The election, won by the pro-Russian ruling Republican Party, was "tainted by credible information about vote-buying, and pressure on civil servants and employees of private companies," observers from the OSCE, the Council of Europe, and the European Parliament said in a joint statement following Sunday's polls.
The central electoral commission said on Monday that the Republican Party beat the main opposition coalition, led by wealthy politician Gagik Tsarukyan, by 49.2 to 27.4 percent.
Another opposition coalition, Elk, and the Dashnaktsutyun nationalist party received 7.8 percent and 6.6 percent of the vote respectively and will also enter parliament.
Turnout was 60.9 percent, the commission said.

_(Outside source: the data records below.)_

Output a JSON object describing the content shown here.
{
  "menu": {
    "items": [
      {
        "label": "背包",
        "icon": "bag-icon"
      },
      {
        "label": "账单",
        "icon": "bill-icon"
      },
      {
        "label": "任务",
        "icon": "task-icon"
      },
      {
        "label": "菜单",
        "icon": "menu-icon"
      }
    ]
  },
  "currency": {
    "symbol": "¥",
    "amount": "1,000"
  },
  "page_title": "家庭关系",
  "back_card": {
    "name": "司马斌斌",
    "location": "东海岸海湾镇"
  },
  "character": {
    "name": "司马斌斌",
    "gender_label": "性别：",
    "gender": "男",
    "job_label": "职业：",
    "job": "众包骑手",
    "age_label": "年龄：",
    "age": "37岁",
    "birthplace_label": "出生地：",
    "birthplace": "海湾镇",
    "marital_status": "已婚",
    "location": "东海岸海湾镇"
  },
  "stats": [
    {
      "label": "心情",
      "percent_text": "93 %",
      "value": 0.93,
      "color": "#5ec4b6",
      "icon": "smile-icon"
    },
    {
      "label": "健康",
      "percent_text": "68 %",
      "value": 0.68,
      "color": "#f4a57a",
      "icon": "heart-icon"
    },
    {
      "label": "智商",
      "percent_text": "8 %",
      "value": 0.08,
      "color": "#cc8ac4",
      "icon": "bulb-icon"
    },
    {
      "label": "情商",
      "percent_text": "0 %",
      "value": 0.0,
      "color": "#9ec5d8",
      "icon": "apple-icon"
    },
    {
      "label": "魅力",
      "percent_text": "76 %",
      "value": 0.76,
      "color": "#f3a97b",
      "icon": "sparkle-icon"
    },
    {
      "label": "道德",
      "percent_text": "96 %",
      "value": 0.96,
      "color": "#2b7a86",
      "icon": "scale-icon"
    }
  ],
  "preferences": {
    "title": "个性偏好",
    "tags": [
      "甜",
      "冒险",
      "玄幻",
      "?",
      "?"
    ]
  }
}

The West views Armenia's election as a key democratic test for the landlocked nation of 2.9 million, which has no history of transferring power to the opposition through the ballot box.
Pro-Russian President Serzh Sarkisian, who heads the Republican Party, has said his government "made enormous efforts so that (the) milestone vote is flawless."
The observers' statement said the elections were "well administered" and praised some measures taken ahead of the vote but added that more needed to be done.
"Despite all of the legal and organisational changes, these elections did not remove long-standing doubts about the reliability and integrity of electoral processes in the country," it quoted Liliane Maury Pasquier, head of the delegation from the Parliamentary Assembly of the Council of Europe, as saying.
Opposition politicians had also reported violations at polling stations Sunday after previously warning the government was preparing mass electoral fraud.
After an election in 2008, clashes erupted between police and opposition supporters that claimed 10 lives.
The polls followed constitutional amendments drawn up by Sarkisian in 2015 that his opponents say are designed to perpetuate the rule of the Republican Party, in power for the last two decades.
The amendments will shift the country away from a strong presidency to a parliamentary form of government after Sarkisian's second and final term ends in 2018.